В комнату вошел Хеллингер с кожаной скаткой с инструментами. Я постаралась не слышать, как он вытаскивает металлические коронки изо рта старухи. Закончив, Хеллингер поставил ей на щеку штемпель в форме звезды.
– Герта, у тебя все получится, – заверил меня Фриц. – Просто надо привыкнуть.
– Я не останусь. Я не для этого оканчивала медицинскую школу…
Хеллингер рассмеялся и положил хлопчатобумажный мешочек с золотом в карман халата.
– Я тоже так говорил.
– И я, – подхватил Фриц. – А потом сам не заметил, как пролетело три месяца. А после ты уже не можешь уйти. Так что решай поскорее.
Нечего тут решать. На рассвете я уеду.
Глава 10
Кэролайн
1939–1940 годы
В темной спальне я буквально на ощупь нашла комбинацию, быстро нырнула в нее. Потом в поисках своей одежды наткнулась на пиджак Пола и надела. Атласная подкладка охладила голые плечи. Я терялась в догадках – кто мог так ломиться в мою квартиру?
– Пол, не вставай, я сама посмотрю.
Он лежал, откинувшись на мою атласную подушку. Руки за головой, на губах – улыбка Чеширского кота.
Ему смешно? А вдруг это мама? У меня в постели самый красивый мужчина в мире в полуобнаженном виде. Что я ей скажу? Но у мамы есть ключи. Забыла дома?
Я тихо прошла по коридору.
Кто же это?
Дальше через темную гостиную. В камине еще не остыли угли.
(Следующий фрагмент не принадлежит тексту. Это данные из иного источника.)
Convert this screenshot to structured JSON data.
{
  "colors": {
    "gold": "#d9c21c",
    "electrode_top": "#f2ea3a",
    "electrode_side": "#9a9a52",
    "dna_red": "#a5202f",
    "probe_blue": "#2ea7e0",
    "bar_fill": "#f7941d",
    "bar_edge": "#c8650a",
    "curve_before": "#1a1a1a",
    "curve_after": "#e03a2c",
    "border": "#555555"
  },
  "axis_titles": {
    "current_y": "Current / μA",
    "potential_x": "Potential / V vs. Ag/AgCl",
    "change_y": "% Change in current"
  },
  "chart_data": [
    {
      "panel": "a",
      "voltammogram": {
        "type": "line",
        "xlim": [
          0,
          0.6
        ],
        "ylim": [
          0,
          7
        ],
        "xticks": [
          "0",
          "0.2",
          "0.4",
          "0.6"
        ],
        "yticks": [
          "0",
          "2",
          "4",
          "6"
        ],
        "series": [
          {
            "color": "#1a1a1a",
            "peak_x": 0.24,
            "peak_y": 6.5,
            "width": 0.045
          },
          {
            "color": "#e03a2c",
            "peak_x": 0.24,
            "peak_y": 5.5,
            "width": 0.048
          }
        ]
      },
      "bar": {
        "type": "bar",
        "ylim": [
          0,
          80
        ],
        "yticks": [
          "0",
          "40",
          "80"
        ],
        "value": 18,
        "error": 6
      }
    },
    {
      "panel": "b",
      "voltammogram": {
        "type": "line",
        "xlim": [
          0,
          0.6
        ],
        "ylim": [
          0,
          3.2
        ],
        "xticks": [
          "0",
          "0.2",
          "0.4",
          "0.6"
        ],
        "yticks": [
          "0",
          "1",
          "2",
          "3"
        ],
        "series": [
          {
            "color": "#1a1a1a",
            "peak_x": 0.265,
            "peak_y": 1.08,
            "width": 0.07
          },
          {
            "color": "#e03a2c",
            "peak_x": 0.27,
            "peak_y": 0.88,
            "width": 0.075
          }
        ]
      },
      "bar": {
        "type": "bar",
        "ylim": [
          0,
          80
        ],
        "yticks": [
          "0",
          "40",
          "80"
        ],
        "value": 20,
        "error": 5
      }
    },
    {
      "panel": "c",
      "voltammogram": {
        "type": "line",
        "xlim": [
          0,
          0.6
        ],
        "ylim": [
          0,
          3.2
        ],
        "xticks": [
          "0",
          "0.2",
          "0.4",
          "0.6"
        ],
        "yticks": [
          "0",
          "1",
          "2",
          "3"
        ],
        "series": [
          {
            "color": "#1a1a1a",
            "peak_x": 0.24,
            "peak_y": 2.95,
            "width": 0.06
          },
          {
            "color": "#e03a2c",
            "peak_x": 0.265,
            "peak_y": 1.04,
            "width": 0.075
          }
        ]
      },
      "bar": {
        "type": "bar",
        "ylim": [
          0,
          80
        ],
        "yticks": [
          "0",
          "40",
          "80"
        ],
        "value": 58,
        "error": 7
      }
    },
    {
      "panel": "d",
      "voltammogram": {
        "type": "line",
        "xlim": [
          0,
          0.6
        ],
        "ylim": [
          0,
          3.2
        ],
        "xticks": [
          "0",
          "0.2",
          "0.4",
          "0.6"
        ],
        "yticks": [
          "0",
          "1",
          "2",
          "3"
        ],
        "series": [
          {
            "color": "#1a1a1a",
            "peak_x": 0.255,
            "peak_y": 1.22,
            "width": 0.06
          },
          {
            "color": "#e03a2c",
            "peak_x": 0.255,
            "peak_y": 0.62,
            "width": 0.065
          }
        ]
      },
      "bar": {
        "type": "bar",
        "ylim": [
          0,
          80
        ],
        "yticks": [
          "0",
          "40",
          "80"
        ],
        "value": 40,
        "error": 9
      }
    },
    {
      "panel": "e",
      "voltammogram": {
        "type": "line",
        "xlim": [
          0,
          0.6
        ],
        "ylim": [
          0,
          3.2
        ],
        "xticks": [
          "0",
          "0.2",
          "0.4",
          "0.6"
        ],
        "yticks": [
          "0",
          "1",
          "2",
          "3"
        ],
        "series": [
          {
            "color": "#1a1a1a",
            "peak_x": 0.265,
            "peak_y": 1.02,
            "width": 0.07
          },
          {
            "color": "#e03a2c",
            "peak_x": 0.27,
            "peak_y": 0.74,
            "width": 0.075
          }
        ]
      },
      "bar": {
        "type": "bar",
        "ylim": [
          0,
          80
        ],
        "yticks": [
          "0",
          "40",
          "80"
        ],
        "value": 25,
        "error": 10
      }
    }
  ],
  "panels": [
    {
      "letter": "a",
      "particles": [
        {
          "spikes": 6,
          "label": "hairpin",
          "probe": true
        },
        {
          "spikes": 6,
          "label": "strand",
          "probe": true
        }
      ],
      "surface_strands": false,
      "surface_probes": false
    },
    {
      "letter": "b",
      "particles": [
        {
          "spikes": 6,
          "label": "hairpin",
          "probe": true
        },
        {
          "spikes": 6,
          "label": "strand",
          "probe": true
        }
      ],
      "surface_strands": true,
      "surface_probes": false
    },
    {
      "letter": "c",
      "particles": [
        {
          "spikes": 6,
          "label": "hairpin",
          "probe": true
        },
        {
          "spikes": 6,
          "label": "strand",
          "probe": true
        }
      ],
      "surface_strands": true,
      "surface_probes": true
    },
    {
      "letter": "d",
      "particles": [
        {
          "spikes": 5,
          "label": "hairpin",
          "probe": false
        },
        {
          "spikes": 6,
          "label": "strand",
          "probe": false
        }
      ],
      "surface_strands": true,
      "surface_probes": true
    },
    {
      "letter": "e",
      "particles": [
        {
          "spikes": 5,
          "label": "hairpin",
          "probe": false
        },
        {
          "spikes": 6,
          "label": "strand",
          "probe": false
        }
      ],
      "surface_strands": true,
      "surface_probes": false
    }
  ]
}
– Кэролайн, – вопил кто-то за дверью, – мне надо с тобой поговорить!
Дэвид Стоквелл.
Я подошла ближе и положила ладонь на крашеную дверь. Дэвид продолжал колотить, дверь вибрировала у меня под пальцами.
– Дэвид, что ты здесь делаешь? – спросила я через дверь.
– Открой, это важно.
Даже через пять дюймов дубовой двери я понимала по его голосу, что он пьян.
– Я не одета…
– Кэролайн, мне надо с тобой поговорить. Дай мне всего одну минуту.
– Давай завтра.
– Это по поводу твоей матери. Мне надо с тобой поговорить. Это очень важно.
Мне уже приходилось сталкиваться с «очень важно» от Дэвида, но я не могла рисковать.
Я включила свет в холле и открыла дверь. Дэвид в помятом фраке стоял, прислонившись к косяку. Он неверной походкой прошел в прихожую, а я плотнее запахнула пиджак Пола.
– Ну наконец-то, – сказал Дэвид. – Что это на тебе?
– Как ты проскользнул мимо консьержа?
Дэвид взял меня за плечи:
– Кэролайн, прошу, не злись на меня. Ты так хорошо пахнешь.
Я попыталась его оттолкнуть.
– Дэвид, прекрати. Что с мамой?
Он притянул меня к себе и поцеловал в шею.
– Ки, я скучаю по тебе. Я совершил страшную…
– От тебя разит.
Не успела я вывернуться из объятий Дэвида, у меня за спиной появился Пол в трусах и наскоро надетой рубашке. Даже при невыгодном освещении от лампы под потолком в коридоре он был неотразим: рубашка нараспашку и следы моей помады на планке.
– Кэролайн, тебе помочь?
Дэвид, хоть и был пьян в стельку, повернулся на голос Пола.